Programmers had to struggle with C++ for many years. It was hard, its syntax is complex and hard to understand. Luckily Java came around. It cleaned up the language and made programming simple again. Then C# 1.0 came along, it added a couple features to the Java stack, but nothing major. Then C# 2.0 (and Java 5) came along, those added a major new feature: generics. For a lot of people generics are still hard to grasp.
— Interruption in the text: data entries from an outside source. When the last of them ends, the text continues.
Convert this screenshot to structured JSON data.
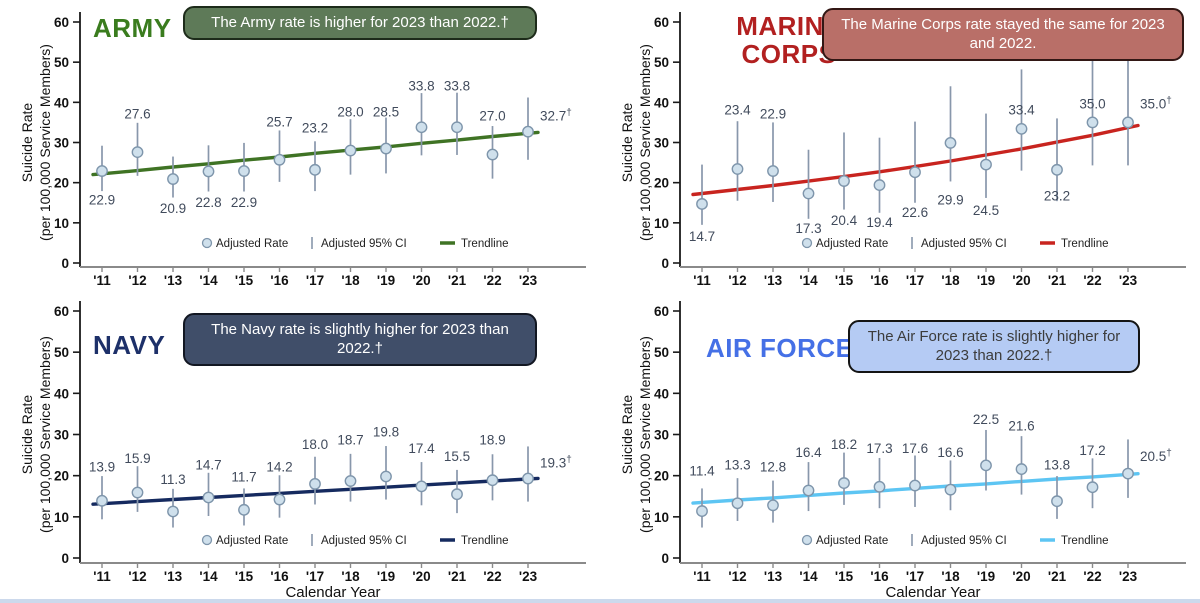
{
  "figure": {
    "y_axis_title_line1": "Suicide Rate",
    "y_axis_title_line2": "(per 100,000 Service Members)",
    "x_axis_title": "Calendar Year",
    "legend": {
      "rate_label": "Adjusted Rate",
      "ci_label": "Adjusted 95% CI",
      "trend_label": "Trendline"
    },
    "colors": {
      "marker_fill": "#cfe0ec",
      "marker_stroke": "#7e95ab",
      "ci_line": "#8897ab",
      "data_label": "#414b5c",
      "axis": "#1a1a1a",
      "x_axis_line": "#8a8a8a",
      "tick_text": "#111111"
    }
  },
  "chart_data": [
    {
      "type": "scatter",
      "branch": "army",
      "title": "ARMY",
      "title_color": "#3a7c1e",
      "callout": {
        "text": "The Army rate is higher for 2023 than 2022.†",
        "bg": "#5e7a58",
        "fg": "#ffffff",
        "border": "#1d2b1a"
      },
      "x": [
        "'11",
        "'12",
        "'13",
        "'14",
        "'15",
        "'16",
        "'17",
        "'18",
        "'19",
        "'20",
        "'21",
        "'22",
        "'23"
      ],
      "values": [
        22.9,
        27.6,
        20.9,
        22.8,
        22.9,
        25.7,
        23.2,
        28.0,
        28.5,
        33.8,
        33.8,
        27.0,
        32.7
      ],
      "ci_low": [
        17.9,
        21.7,
        16.3,
        17.8,
        17.8,
        20.2,
        17.9,
        22.0,
        22.3,
        26.8,
        26.9,
        21.0,
        25.7
      ],
      "ci_high": [
        29.2,
        34.9,
        26.5,
        29.3,
        29.9,
        33.0,
        30.3,
        35.8,
        36.2,
        42.3,
        42.4,
        34.1,
        41.2
      ],
      "point_labels": [
        "22.9",
        "27.6",
        "20.9",
        "22.8",
        "22.9",
        "25.7",
        "23.2",
        "28.0",
        "28.5",
        "33.8",
        "33.8",
        "27.0",
        "32.7†"
      ],
      "label_y": [
        15.5,
        37,
        13.5,
        15,
        15,
        35,
        33.5,
        37.5,
        37.5,
        44,
        44,
        36.5,
        36.5
      ],
      "label_pos": [
        "c",
        "c",
        "c",
        "c",
        "c",
        "c",
        "c",
        "c",
        "c",
        "c",
        "c",
        "c",
        "r"
      ],
      "trend": {
        "color": "#3f7324",
        "values": [
          22.2,
          23.0,
          23.9,
          24.7,
          25.6,
          26.4,
          27.3,
          28.1,
          28.9,
          29.8,
          30.6,
          31.5,
          32.3
        ]
      },
      "ylim": [
        0,
        60
      ],
      "y_ticks": [
        0,
        10,
        20,
        30,
        40,
        50,
        60
      ],
      "show_x_axis_title": false,
      "grid": false,
      "legend_position": "inside-bottom-center"
    },
    {
      "type": "scatter",
      "branch": "marine",
      "title": "MARINE CORPS",
      "title_color": "#b22020",
      "callout": {
        "text": "The Marine Corps rate stayed the same for 2023  and 2022.",
        "bg": "#b96f68",
        "fg": "#ffffff",
        "border": "#321714"
      },
      "x": [
        "'11",
        "'12",
        "'13",
        "'14",
        "'15",
        "'16",
        "'17",
        "'18",
        "'19",
        "'20",
        "'21",
        "'22",
        "'23"
      ],
      "values": [
        14.7,
        23.4,
        22.9,
        17.3,
        20.4,
        19.4,
        22.6,
        29.9,
        24.5,
        33.4,
        23.2,
        35.0,
        35.0
      ],
      "ci_low": [
        9.5,
        15.5,
        15.2,
        11.0,
        13.3,
        12.5,
        15.0,
        20.3,
        16.2,
        23.0,
        15.4,
        24.3,
        24.3
      ],
      "ci_high": [
        24.5,
        35.3,
        35.0,
        28.2,
        32.5,
        31.2,
        35.2,
        44.0,
        37.2,
        48.2,
        36.0,
        52.0,
        52.0
      ],
      "point_labels": [
        "14.7",
        "23.4",
        "22.9",
        "17.3",
        "20.4",
        "19.4",
        "22.6",
        "29.9",
        "24.5",
        "33.4",
        "23.2",
        "35.0",
        "35.0†"
      ],
      "label_y": [
        6.5,
        38,
        37,
        8.5,
        10.5,
        10,
        12.5,
        15.5,
        13,
        38,
        16.5,
        39.5,
        39.5
      ],
      "label_pos": [
        "c",
        "c",
        "c",
        "c",
        "c",
        "c",
        "c",
        "c",
        "c",
        "c",
        "c",
        "c",
        "r"
      ],
      "trend": {
        "color": "#c8241f",
        "values": [
          17.3,
          18.3,
          19.3,
          20.4,
          21.5,
          22.7,
          24.0,
          25.4,
          26.9,
          28.4,
          30.1,
          31.8,
          33.7
        ]
      },
      "ylim": [
        0,
        60
      ],
      "y_ticks": [
        0,
        10,
        20,
        30,
        40,
        50,
        60
      ],
      "show_x_axis_title": false,
      "grid": false,
      "legend_position": "inside-bottom-center"
    },
    {
      "type": "scatter",
      "branch": "navy",
      "title": "NAVY",
      "title_color": "#1d3069",
      "callout": {
        "text": "The Navy rate is slightly higher for 2023 than 2022.†",
        "bg": "#404e69",
        "fg": "#ffffff",
        "border": "#121722"
      },
      "x": [
        "'11",
        "'12",
        "'13",
        "'14",
        "'15",
        "'16",
        "'17",
        "'18",
        "'19",
        "'20",
        "'21",
        "'22",
        "'23"
      ],
      "values": [
        13.9,
        15.9,
        11.3,
        14.7,
        11.7,
        14.2,
        18.0,
        18.7,
        19.8,
        17.4,
        15.5,
        18.9,
        19.3
      ],
      "ci_low": [
        9.4,
        11.2,
        7.4,
        10.2,
        7.9,
        9.8,
        13.0,
        13.7,
        14.2,
        12.8,
        10.9,
        14.0,
        13.7
      ],
      "ci_high": [
        19.9,
        22.3,
        16.8,
        20.7,
        16.9,
        20.1,
        24.6,
        25.3,
        27.2,
        23.3,
        21.4,
        25.2,
        27.1
      ],
      "point_labels": [
        "13.9",
        "15.9",
        "11.3",
        "14.7",
        "11.7",
        "14.2",
        "18.0",
        "18.7",
        "19.8",
        "17.4",
        "15.5",
        "18.9",
        "19.3†"
      ],
      "label_y": [
        22,
        24,
        19,
        22.5,
        19.5,
        22,
        27.5,
        28.5,
        30.5,
        26.5,
        24.5,
        28.5,
        23
      ],
      "label_pos": [
        "c",
        "c",
        "c",
        "c",
        "c",
        "c",
        "c",
        "c",
        "c",
        "c",
        "c",
        "c",
        "r"
      ],
      "trend": {
        "color": "#152a5f",
        "values": [
          13.2,
          13.7,
          14.2,
          14.7,
          15.2,
          15.7,
          16.2,
          16.7,
          17.2,
          17.7,
          18.2,
          18.7,
          19.2
        ]
      },
      "ylim": [
        0,
        60
      ],
      "y_ticks": [
        0,
        10,
        20,
        30,
        40,
        50,
        60
      ],
      "show_x_axis_title": true,
      "grid": false,
      "legend_position": "inside-bottom-center"
    },
    {
      "type": "scatter",
      "branch": "af",
      "title": "AIR FORCE",
      "title_color": "#4570e6",
      "callout": {
        "text": "The Air Force rate is slightly higher for 2023 than 2022.†",
        "bg": "#b5cbf4",
        "fg": "#3c3c3c",
        "border": "#141414"
      },
      "x": [
        "'11",
        "'12",
        "'13",
        "'14",
        "'15",
        "'16",
        "'17",
        "'18",
        "'19",
        "'20",
        "'21",
        "'22",
        "'23"
      ],
      "values": [
        11.4,
        13.3,
        12.8,
        16.4,
        18.2,
        17.3,
        17.6,
        16.6,
        22.5,
        21.6,
        13.8,
        17.2,
        20.5
      ],
      "ci_low": [
        7.4,
        9.0,
        8.6,
        11.4,
        12.9,
        12.1,
        12.4,
        11.6,
        16.4,
        15.4,
        9.5,
        12.1,
        14.6
      ],
      "ci_high": [
        16.9,
        19.4,
        18.8,
        23.3,
        25.6,
        24.3,
        24.9,
        23.7,
        31.1,
        29.6,
        19.9,
        24.2,
        28.8
      ],
      "point_labels": [
        "11.4",
        "13.3",
        "12.8",
        "16.4",
        "18.2",
        "17.3",
        "17.6",
        "16.6",
        "22.5",
        "21.6",
        "13.8",
        "17.2",
        "20.5†"
      ],
      "label_y": [
        21,
        22.5,
        22,
        25.5,
        27.5,
        26.5,
        26.5,
        25.5,
        33.5,
        32,
        22.5,
        26,
        24.5
      ],
      "label_pos": [
        "c",
        "c",
        "c",
        "c",
        "c",
        "c",
        "c",
        "c",
        "c",
        "c",
        "c",
        "c",
        "r"
      ],
      "trend": {
        "color": "#5dc5f3",
        "values": [
          13.5,
          14.1,
          14.6,
          15.2,
          15.8,
          16.3,
          16.9,
          17.5,
          18.0,
          18.6,
          19.2,
          19.7,
          20.3
        ]
      },
      "ylim": [
        0,
        60
      ],
      "y_ticks": [
        0,
        10,
        20,
        30,
        40,
        50,
        60
      ],
      "show_x_axis_title": true,
      "grid": false,
      "legend_position": "inside-bottom-center"
    }
  ]
}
And now C# comes with stuff like anonymous methods, anonymous types, lambda functions which can be interpreted in two ways, depending on how you store them, and extension methods. I must say I love those features and I can appreciate them. But I’m a weird guy, I like getting into the dark corners of language syntax and semantics. Not many people are like me. They just want to learn a language quickly and get things done.

I wonder if C# 3.0 doesn’t make things too hard. C# is statically typed, which has its advantages, but also makes things a lot more complicated as you will see if you read the LINQ article. The kind of stuff queries return are usually of some generic type, which can be very complex. This is where the var keyword comes in. It basically tells the compiler “I’m lost, you figure it out” (and it saves typing). At compile time, the var keyword is replaced with the type of what the expression assigned to it returns.

So, here’s my question. How far are we willing to drag on the huge beast that is a static language? If you look at a language like Ruby or Python, they already got most of the features that C# had to add to make this happen, but in Ruby and Python they’re not half as complicated. In Ruby you could already add methods to existing classes, anonymous methods (in Ruby known as blocks) are something a Ruby programmer breathes, anonymous types? var keyword? generics? Don’t need those.

If we want to carry on in the direction that LINQ is heading, and I think we should, shouldn’t we sacrifice this one thing: static languages? This makes things a lot simpler in many ways, and the sacrifice may just be worth it.